Friday, February 23, 2007

BACK FROM JAIL

Mary Beth and I just got home after spending two nights in the Cumberland County jail for our part in a very successful office occupation of our congressman Tom Allen.

On Wednesday 52 of us met in downtown Portland and spread out to many different street corners for an hour and passed out over 1,000 leaflets telling our reasons for occupying Tom Allen's office. Just after 1:00 pm we gathered for a small rally and then lined up in single file and made a funeral procession march through the streets. We eventually made our way to Rep. Allen's office (the picture above is as we gathered just outside his office) and we went in together.

His staff was quite surprised as about 45 from our group, all dressed in black, kept filing into his tiny office. We spread throughout the office and once jam packed inside, Dexter Kamilewicz whose son was in Iraq and who ran against Tom Allen in the last election cycle, read a prepared statement on our behalf saying that we had come to demand that Allen vote no for any more Iraq occupation funding. Others then also made statements and we sat down on the floor and soon began reading names of those killed in Iraq. Every once in awhile we'd stop reading the names and have people read other messages that they had brought with them. At one point one of our folks read the entire text from Martin Luther King's famous letter from the Birmingham jail.

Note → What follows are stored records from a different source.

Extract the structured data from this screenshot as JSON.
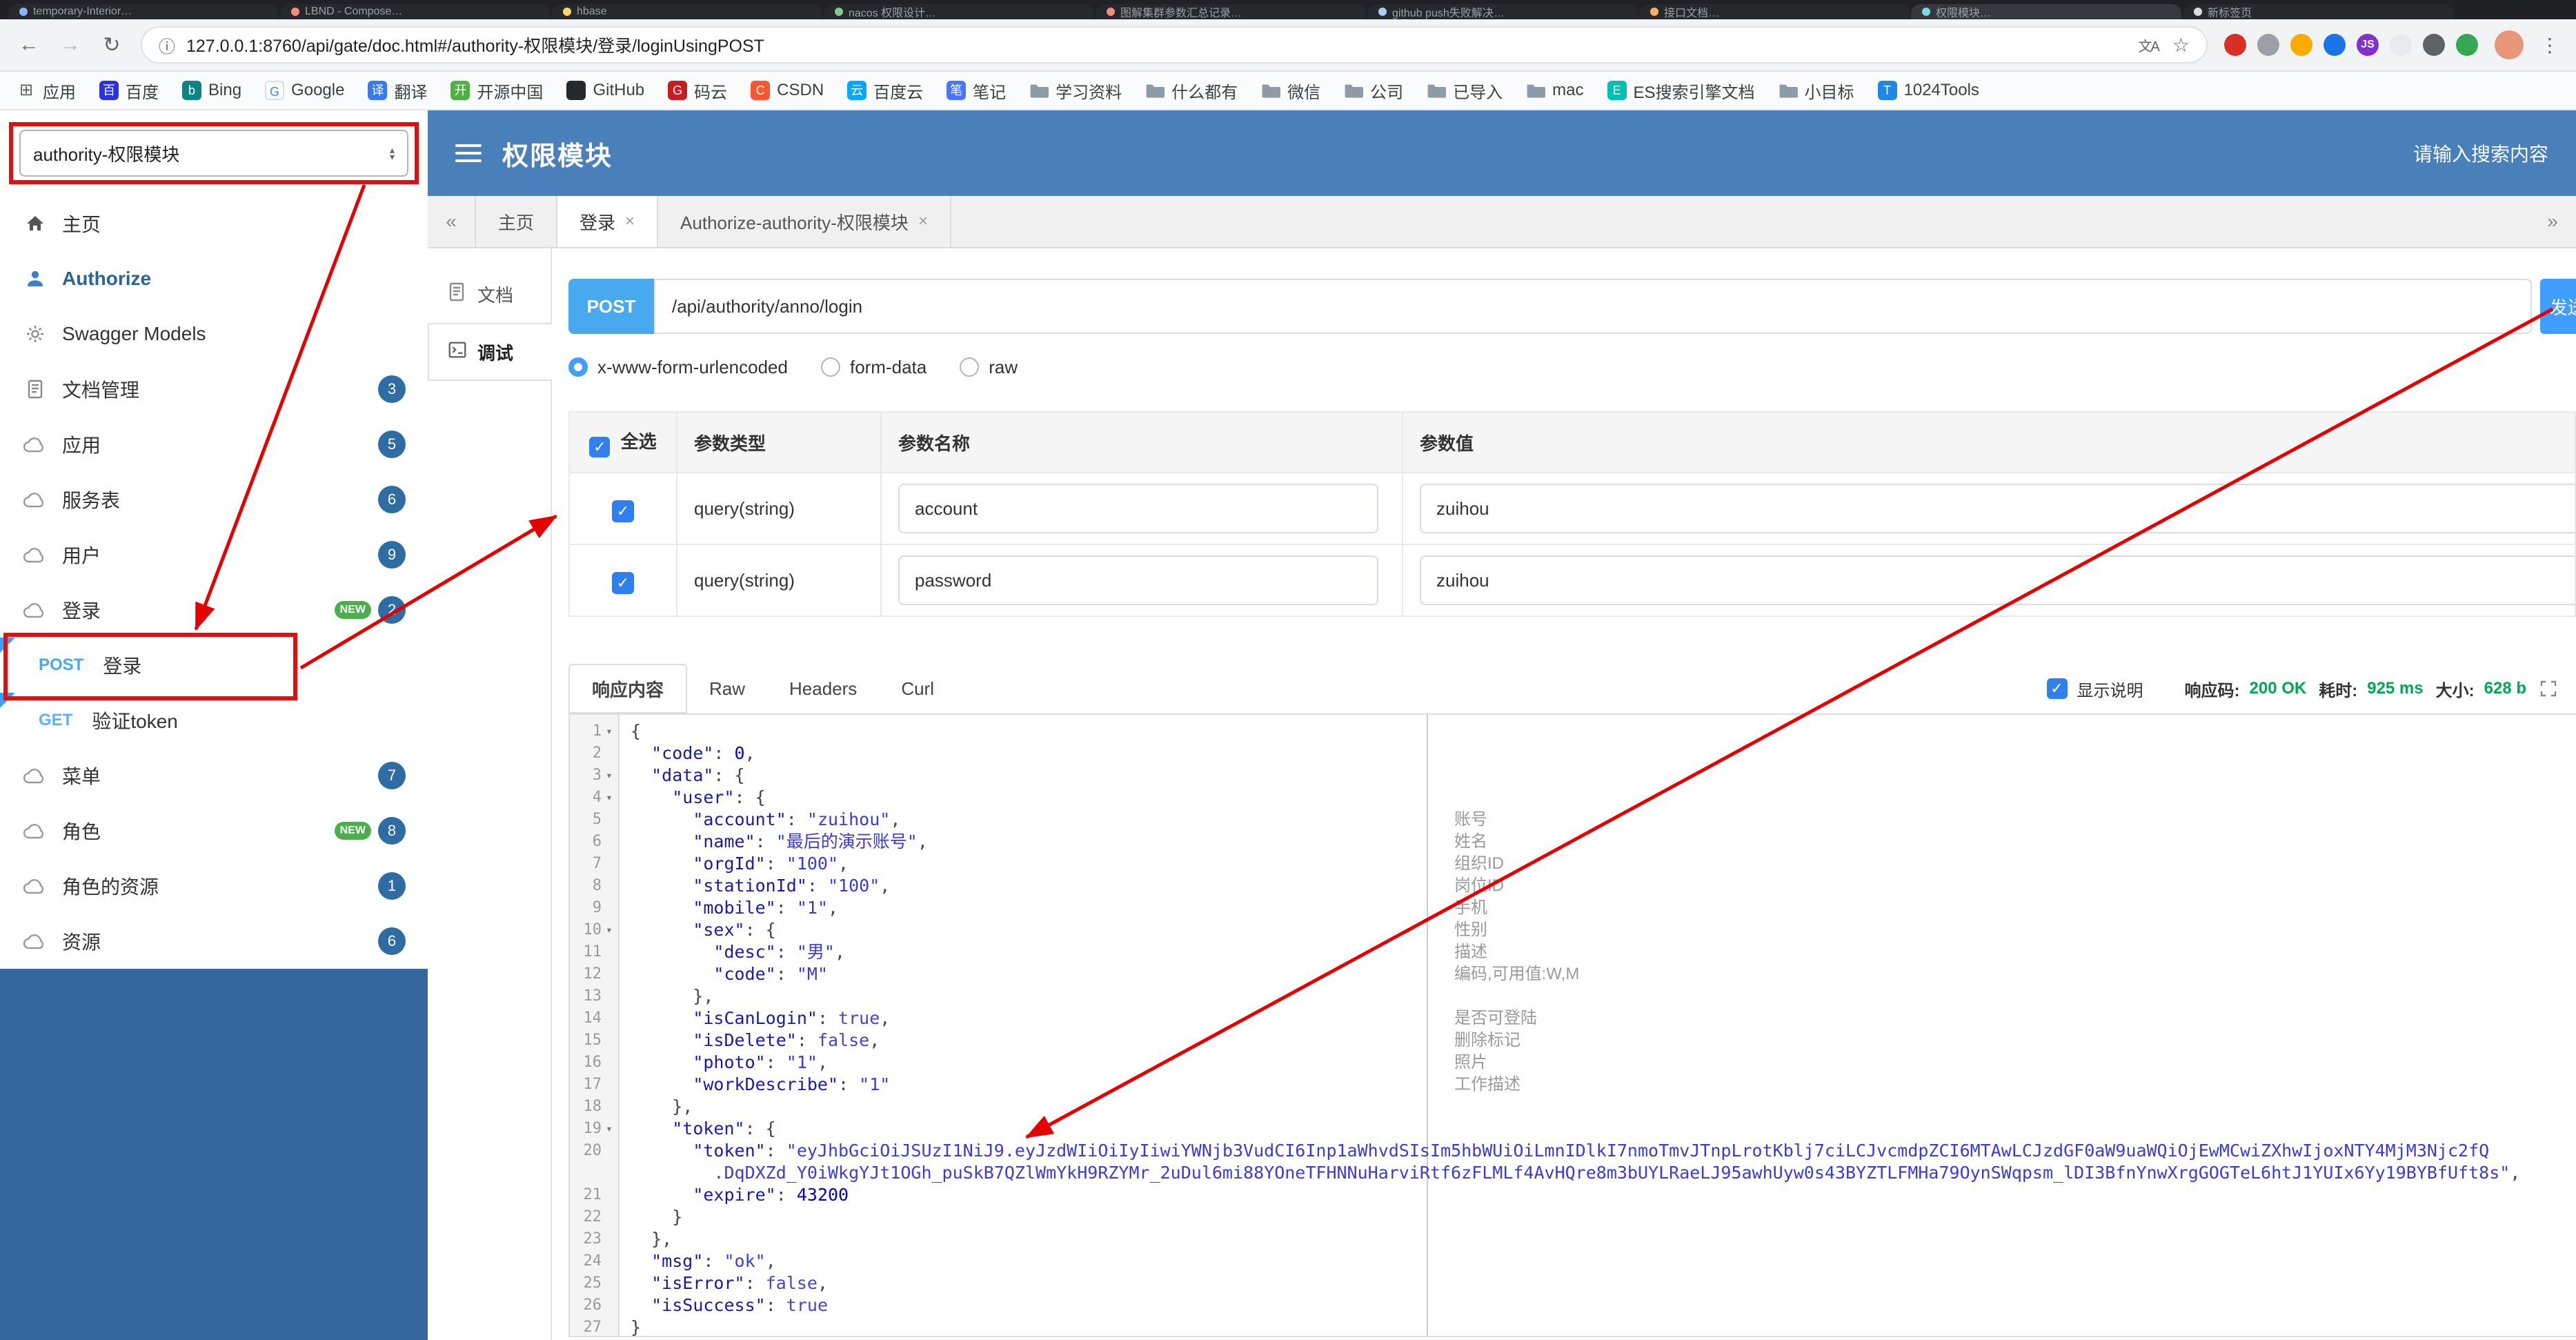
{
  "colors": {
    "header_blue": "#4a80ba",
    "sidebar_blue": "#35679e",
    "accent_blue": "#409eff",
    "method_post": "#49a9ee",
    "method_get": "#61affe",
    "badge_blue": "#2e6da4",
    "success_green": "#00a854",
    "annotation_red": "#e60000"
  },
  "browser": {
    "tabs": [
      {
        "title": "temporary-Interior…",
        "color": "#8ab4f8"
      },
      {
        "title": "LBND - Compose…",
        "color": "#f28b82"
      },
      {
        "title": "hbase",
        "color": "#fdd663"
      },
      {
        "title": "nacos 权限设计…",
        "color": "#81c995"
      },
      {
        "title": "图解集群参数汇总记录…",
        "color": "#f28b82"
      },
      {
        "title": "github push失败解决…",
        "color": "#aecbfa"
      },
      {
        "title": "接口文档…",
        "color": "#fcad70"
      },
      {
        "title": "权限模块…",
        "color": "#78d9ec",
        "active": true
      },
      {
        "title": "新标签页",
        "color": "#dadce0"
      }
    ],
    "nav": {
      "back": "←",
      "forward": "→",
      "reload": "↻"
    },
    "page_info_icon": "ⓘ",
    "url": "127.0.0.1:8760/api/gate/doc.html#/authority-权限模块/登录/loginUsingPOST",
    "translate_icon": "文A",
    "star_icon": "☆",
    "menu_icon": "⋮",
    "extensions": [
      {
        "color": "#d93025"
      },
      {
        "color": "#9aa0a6"
      },
      {
        "color": "#f9ab00"
      },
      {
        "color": "#1a73e8"
      },
      {
        "color": "#8430ce",
        "label": "JS"
      },
      {
        "color": "#e8eaed"
      },
      {
        "color": "#5f6368"
      },
      {
        "color": "#34a853"
      }
    ],
    "bookmarks": [
      {
        "name": "apps",
        "label": "应用",
        "fav": "grid"
      },
      {
        "name": "baidu",
        "label": "百度",
        "fav": "letter",
        "bg": "#2932e1",
        "ch": "百"
      },
      {
        "name": "bing",
        "label": "Bing",
        "fav": "letter",
        "bg": "#0c8484",
        "ch": "b"
      },
      {
        "name": "google",
        "label": "Google",
        "fav": "letter",
        "bg": "#ffffff",
        "ch": "G",
        "border": true
      },
      {
        "name": "translate",
        "label": "翻译",
        "fav": "letter",
        "bg": "#3479f6",
        "ch": "译"
      },
      {
        "name": "oschina",
        "label": "开源中国",
        "fav": "letter",
        "bg": "#4fb044",
        "ch": "开"
      },
      {
        "name": "github",
        "label": "GitHub",
        "fav": "letter",
        "bg": "#24292e",
        "ch": ""
      },
      {
        "name": "gitee",
        "label": "码云",
        "fav": "letter",
        "bg": "#c71d23",
        "ch": "G"
      },
      {
        "name": "csdn",
        "label": "CSDN",
        "fav": "letter",
        "bg": "#fc5531",
        "ch": "C"
      },
      {
        "name": "baiduyun",
        "label": "百度云",
        "fav": "letter",
        "bg": "#06a7ff",
        "ch": "云"
      },
      {
        "name": "note",
        "label": "笔记",
        "fav": "letter",
        "bg": "#4876f9",
        "ch": "笔"
      },
      {
        "name": "study-folder",
        "label": "学习资料",
        "fav": "folder"
      },
      {
        "name": "everything-folder",
        "label": "什么都有",
        "fav": "folder"
      },
      {
        "name": "wechat-folder",
        "label": "微信",
        "fav": "folder"
      },
      {
        "name": "company-folder",
        "label": "公司",
        "fav": "folder"
      },
      {
        "name": "imported-folder",
        "label": "已导入",
        "fav": "folder"
      },
      {
        "name": "mac-folder",
        "label": "mac",
        "fav": "folder"
      },
      {
        "name": "es-docs",
        "label": "ES搜索引擎文档",
        "fav": "letter",
        "bg": "#00bfb3",
        "ch": "E"
      },
      {
        "name": "goal-folder",
        "label": "小目标",
        "fav": "folder"
      },
      {
        "name": "tools1024",
        "label": "1024Tools",
        "fav": "letter",
        "bg": "#1e88e5",
        "ch": "T"
      }
    ]
  },
  "header": {
    "service_select": "authority-权限模块",
    "title": "权限模块",
    "search_placeholder": "请输入搜索内容"
  },
  "sidebar": {
    "items": [
      {
        "name": "home",
        "icon": "home",
        "label": "主页"
      },
      {
        "name": "authorize",
        "icon": "auth",
        "label": "Authorize",
        "bold": true,
        "color": "#2a6496"
      },
      {
        "name": "swagger-models",
        "icon": "gear",
        "label": "Swagger Models"
      },
      {
        "name": "doc-manage",
        "icon": "doc",
        "label": "文档管理",
        "badge": "3"
      },
      {
        "name": "app",
        "icon": "cloud",
        "label": "应用",
        "badge": "5"
      },
      {
        "name": "service-table",
        "icon": "cloud",
        "label": "服务表",
        "badge": "6"
      },
      {
        "name": "user",
        "icon": "cloud",
        "label": "用户",
        "badge": "9"
      },
      {
        "name": "login",
        "icon": "cloud",
        "label": "登录",
        "badge": "2",
        "isNew": true
      },
      {
        "name": "post-login",
        "sub": true,
        "method": "POST",
        "label": "登录",
        "flag": true
      },
      {
        "name": "get-verify-token",
        "sub": true,
        "method": "GET",
        "label": "验证token",
        "flag": true
      },
      {
        "name": "menu",
        "icon": "cloud",
        "label": "菜单",
        "badge": "7"
      },
      {
        "name": "role",
        "icon": "cloud",
        "label": "角色",
        "badge": "8",
        "isNew": true
      },
      {
        "name": "role-resource",
        "icon": "cloud",
        "label": "角色的资源",
        "badge": "1"
      },
      {
        "name": "resource",
        "icon": "cloud",
        "label": "资源",
        "badge": "6"
      }
    ]
  },
  "tabs": {
    "collapse_left": "«",
    "collapse_right": "»",
    "items": [
      {
        "name": "home",
        "label": "主页",
        "closable": false,
        "active": false
      },
      {
        "name": "login",
        "label": "登录",
        "closable": true,
        "active": true
      },
      {
        "name": "authorize",
        "label": "Authorize-authority-权限模块",
        "closable": true,
        "active": false
      }
    ]
  },
  "side_tabs": [
    {
      "name": "doc",
      "label": "文档",
      "icon": "doc",
      "active": false
    },
    {
      "name": "debug",
      "label": "调试",
      "icon": "debug",
      "active": true
    }
  ],
  "request": {
    "method": "POST",
    "url": "/api/authority/anno/login",
    "send_label": "发送",
    "content_types": [
      {
        "label": "x-www-form-urlencoded",
        "selected": true
      },
      {
        "label": "form-data",
        "selected": false
      },
      {
        "label": "raw",
        "selected": false
      }
    ]
  },
  "params": {
    "select_all_label": "全选",
    "headers": [
      "参数类型",
      "参数名称",
      "参数值"
    ],
    "rows": [
      {
        "checked": true,
        "type": "query(string)",
        "name_value": "account",
        "value": "zuihou"
      },
      {
        "checked": true,
        "type": "query(string)",
        "name_value": "password",
        "value": "zuihou"
      }
    ]
  },
  "response": {
    "tabs": [
      {
        "label": "响应内容",
        "active": true
      },
      {
        "label": "Raw",
        "active": false
      },
      {
        "label": "Headers",
        "active": false
      },
      {
        "label": "Curl",
        "active": false
      }
    ],
    "show_desc_checked": true,
    "show_desc_label": "显示说明",
    "meta": [
      {
        "label": "响应码:",
        "value": "200 OK"
      },
      {
        "label": "耗时:",
        "value": "925 ms"
      },
      {
        "label": "大小:",
        "value": "628 b"
      }
    ]
  },
  "code": {
    "lines": [
      {
        "n": 1,
        "fold": true,
        "tokens": [
          [
            "p",
            "{"
          ]
        ]
      },
      {
        "n": 2,
        "tokens": [
          [
            "p",
            "  "
          ],
          [
            "k",
            "\"code\""
          ],
          [
            "p",
            ": "
          ],
          [
            "n",
            "0"
          ],
          [
            "p",
            ","
          ]
        ]
      },
      {
        "n": 3,
        "fold": true,
        "tokens": [
          [
            "p",
            "  "
          ],
          [
            "k",
            "\"data\""
          ],
          [
            "p",
            ": {"
          ]
        ]
      },
      {
        "n": 4,
        "fold": true,
        "tokens": [
          [
            "p",
            "    "
          ],
          [
            "k",
            "\"user\""
          ],
          [
            "p",
            ": {"
          ]
        ]
      },
      {
        "n": 5,
        "tokens": [
          [
            "p",
            "      "
          ],
          [
            "k",
            "\"account\""
          ],
          [
            "p",
            ": "
          ],
          [
            "s",
            "\"zuihou\""
          ],
          [
            "p",
            ","
          ]
        ]
      },
      {
        "n": 6,
        "tokens": [
          [
            "p",
            "      "
          ],
          [
            "k",
            "\"name\""
          ],
          [
            "p",
            ": "
          ],
          [
            "s",
            "\"最后的演示账号\""
          ],
          [
            "p",
            ","
          ]
        ]
      },
      {
        "n": 7,
        "tokens": [
          [
            "p",
            "      "
          ],
          [
            "k",
            "\"orgId\""
          ],
          [
            "p",
            ": "
          ],
          [
            "s",
            "\"100\""
          ],
          [
            "p",
            ","
          ]
        ]
      },
      {
        "n": 8,
        "tokens": [
          [
            "p",
            "      "
          ],
          [
            "k",
            "\"stationId\""
          ],
          [
            "p",
            ": "
          ],
          [
            "s",
            "\"100\""
          ],
          [
            "p",
            ","
          ]
        ]
      },
      {
        "n": 9,
        "tokens": [
          [
            "p",
            "      "
          ],
          [
            "k",
            "\"mobile\""
          ],
          [
            "p",
            ": "
          ],
          [
            "s",
            "\"1\""
          ],
          [
            "p",
            ","
          ]
        ]
      },
      {
        "n": 10,
        "fold": true,
        "tokens": [
          [
            "p",
            "      "
          ],
          [
            "k",
            "\"sex\""
          ],
          [
            "p",
            ": {"
          ]
        ]
      },
      {
        "n": 11,
        "tokens": [
          [
            "p",
            "        "
          ],
          [
            "k",
            "\"desc\""
          ],
          [
            "p",
            ": "
          ],
          [
            "s",
            "\"男\""
          ],
          [
            "p",
            ","
          ]
        ]
      },
      {
        "n": 12,
        "tokens": [
          [
            "p",
            "        "
          ],
          [
            "k",
            "\"code\""
          ],
          [
            "p",
            ": "
          ],
          [
            "s",
            "\"M\""
          ]
        ]
      },
      {
        "n": 13,
        "tokens": [
          [
            "p",
            "      },"
          ]
        ]
      },
      {
        "n": 14,
        "tokens": [
          [
            "p",
            "      "
          ],
          [
            "k",
            "\"isCanLogin\""
          ],
          [
            "p",
            ": "
          ],
          [
            "b",
            "true"
          ],
          [
            "p",
            ","
          ]
        ]
      },
      {
        "n": 15,
        "tokens": [
          [
            "p",
            "      "
          ],
          [
            "k",
            "\"isDelete\""
          ],
          [
            "p",
            ": "
          ],
          [
            "b",
            "false"
          ],
          [
            "p",
            ","
          ]
        ]
      },
      {
        "n": 16,
        "tokens": [
          [
            "p",
            "      "
          ],
          [
            "k",
            "\"photo\""
          ],
          [
            "p",
            ": "
          ],
          [
            "s",
            "\"1\""
          ],
          [
            "p",
            ","
          ]
        ]
      },
      {
        "n": 17,
        "tokens": [
          [
            "p",
            "      "
          ],
          [
            "k",
            "\"workDescribe\""
          ],
          [
            "p",
            ": "
          ],
          [
            "s",
            "\"1\""
          ]
        ]
      },
      {
        "n": 18,
        "tokens": [
          [
            "p",
            "    },"
          ]
        ]
      },
      {
        "n": 19,
        "fold": true,
        "tokens": [
          [
            "p",
            "    "
          ],
          [
            "k",
            "\"token\""
          ],
          [
            "p",
            ": {"
          ]
        ]
      },
      {
        "n": 20,
        "tokens": [
          [
            "p",
            "      "
          ],
          [
            "k",
            "\"token\""
          ],
          [
            "p",
            ": "
          ],
          [
            "s",
            "\"eyJhbGciOiJSUzI1NiJ9.eyJzdWIiOiIyIiwiYWNjb3VudCI6Inp1aWhvdSIsIm5hbWUiOiLmnIDlkI7nmoTmvJTnpLrotKblj7ciLCJvcmdpZCI6MTAwLCJzdGF0aW9uaWQiOjEwMCwiZXhwIjoxNTY4MjM3Njc2fQ"
          ]
        ]
      },
      {
        "n": null,
        "tokens": [
          [
            "p",
            "        "
          ],
          [
            "s",
            ".DqDXZd_Y0iWkgYJt1OGh_puSkB7QZlWmYkH9RZYMr_2uDul6mi88YOneTFHNNuHarviRtf6zFLMLf4AvHQre8m3bUYLRaeLJ95awhUyw0s43BYZTLFMHa79OynSWqpsm_lDI3BfnYnwXrgGOGTeL6htJ1YUIx6Yy19BYBfUft8s\""
          ],
          [
            "p",
            ","
          ]
        ]
      },
      {
        "n": 21,
        "tokens": [
          [
            "p",
            "      "
          ],
          [
            "k",
            "\"expire\""
          ],
          [
            "p",
            ": "
          ],
          [
            "n",
            "43200"
          ]
        ]
      },
      {
        "n": 22,
        "tokens": [
          [
            "p",
            "    }"
          ]
        ]
      },
      {
        "n": 23,
        "tokens": [
          [
            "p",
            "  },"
          ]
        ]
      },
      {
        "n": 24,
        "tokens": [
          [
            "p",
            "  "
          ],
          [
            "k",
            "\"msg\""
          ],
          [
            "p",
            ": "
          ],
          [
            "s",
            "\"ok\""
          ],
          [
            "p",
            ","
          ]
        ]
      },
      {
        "n": 25,
        "tokens": [
          [
            "p",
            "  "
          ],
          [
            "k",
            "\"isError\""
          ],
          [
            "p",
            ": "
          ],
          [
            "b",
            "false"
          ],
          [
            "p",
            ","
          ]
        ]
      },
      {
        "n": 26,
        "tokens": [
          [
            "p",
            "  "
          ],
          [
            "k",
            "\"isSuccess\""
          ],
          [
            "p",
            ": "
          ],
          [
            "b",
            "true"
          ]
        ]
      },
      {
        "n": 27,
        "tokens": [
          [
            "p",
            "}"
          ]
        ]
      }
    ]
  },
  "annotations": {
    "items": [
      {
        "row": 5,
        "text": "账号"
      },
      {
        "row": 6,
        "text": "姓名"
      },
      {
        "row": 7,
        "text": "组织ID"
      },
      {
        "row": 8,
        "text": "岗位ID"
      },
      {
        "row": 9,
        "text": "手机"
      },
      {
        "row": 10,
        "text": "性别"
      },
      {
        "row": 11,
        "text": "描述"
      },
      {
        "row": 12,
        "text": "编码,可用值:W,M"
      },
      {
        "row": 14,
        "text": "是否可登陆"
      },
      {
        "row": 15,
        "text": "删除标记"
      },
      {
        "row": 16,
        "text": "照片"
      },
      {
        "row": 17,
        "text": "工作描述"
      }
    ]
  }
}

At 5:30 pm, closing time, Allen's staff told us we had to leave or be arrested. We told him we'd be happy to leave as soon as we heard from the congressman that he'd vote against any more money for Iraq. At 8:30 the city police arrived and arrested the 13 of us that remained in the office. We were then taken to the county jail where nine of our folks paid a $40 bail. MB, me and two others decided to stay in jail by refusing to pay the bail. After being moved from one holding tank to another, I got to my final jail cell at about 3:30 am and the three women got to their final cell an hour or so later. So not much sleep that night.

We were to be arraigned today in the local court but just before that was to happen the four of us learned that the charges against us had been dropped. It might have been because we had been covered in the Portland newspaper two days in a row (click on the link in the headline above for today's story) and were interviewed by a local TV station while in jail. The statewide NPR radio news station also covered our action. We were told that a large crowd had come to support us inside the court for the arraignment. They were told to leave, when we did not arrive, because they became too loud while they waited for us.

The pressure on our congressman will continue as long as he decides to remain an enabler of Bush's illegal and immoral occupation of Iraq. It was a wonderful experience to be arrested with the other 12 folks - some of them had never been arrested before.

The peace community must step outside our normal boxes and each of us must find ways to do more to help end the madness that our government has created in Iraq.